Friction-reduction and anti-wear properties of polyalphaolefin oil with Mo-DTC additive enhanced by nano-carbon materials

Abstract

Polyalphaolefin (PAO) oil is one of the most commonly-used based oil to decrease the fuel energy consumption of mechanical systems, like vehicles. Nevertheless, it heavily relies on environmental toxic organic additives with sulfur, phosphorus, and/or chlorine. Accordingly, nano-carbon materials, such as nano-diamond (ND), onion-like-carbon (OLC) and graphene (Gr.), was adopted to develop a novel kind of environmentally-friendly PAO-based lubricants with low toxic additives. Synergetic effects between nano-carbon materials and MoDTC additives were investigated to enhance friction-reduction and anti-wear performances of PAO oil with molybdenum di-thiocarbamate (MoDTC) additive. Experimental results show that ND and OLC additives are effective in the enhancement of friction-reduction and anti-wear performances of self-mated AISI 52100 steels lubricated under poly-alpha-olefin (PAO) oil with Mo-DTC additive, due to the formation of tribo-film consist of MoSx, polishing, ball-bearing and reinforcement effects of nano-particles.

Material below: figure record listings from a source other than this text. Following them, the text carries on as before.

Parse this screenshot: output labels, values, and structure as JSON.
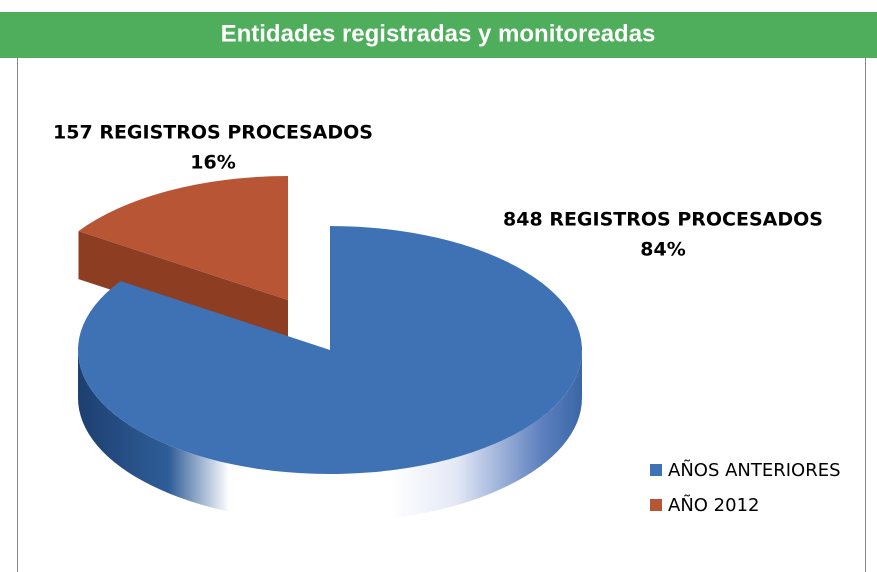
{
  "chart_data": {
    "type": "pie",
    "title": "Entidades registradas y monitoreadas",
    "categories": [
      "AÑOS ANTERIORES",
      "AÑO 2012"
    ],
    "values": [
      848,
      157
    ],
    "value_labels": [
      "848 REGISTROS PROCESADOS",
      "157 REGISTROS PROCESADOS"
    ],
    "percentages": [
      {
        "value": 84,
        "label": "84%"
      },
      {
        "value": 16,
        "label": "16%"
      }
    ],
    "colors": [
      "#3f72b4",
      "#b85535"
    ],
    "legend": "right"
  }
}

Via the addition of ND or OLC additive with a content of 0.05 wt.%, the optimized dosage of MoDTC additive can be significantly decreased from 1 to 0.1 wt.%. Friction coefficient of self-mated AISI 52100 steels lubricated under PAO oil with 0.1 wt.% Mo-DTC and 0.05 wt.% ND additive is about 0.05, approximately equal to that lubricated under PAO oil with 1 wt.% Mo-DTC additives. Moreover, ND additive resulted in a lower friction coefficient, better wear resistance (about 2.3 × 10− 16 m3/N m) and shorter duration of run-in period than OLC additive in PAO oil with MoDTC additive. Graphene is not helpful to enhance the friction-reduction and anti-wear performance of PAO oil with or without MoDTC, due to the absence of polishing, ball-bearing and reinforcement of nano-particles effects. Although, individual addition of OLC additive in PAO oil also caused friction-reduction effectiveness, serious wear damage occurred attributed to the abrasive of nano-particles.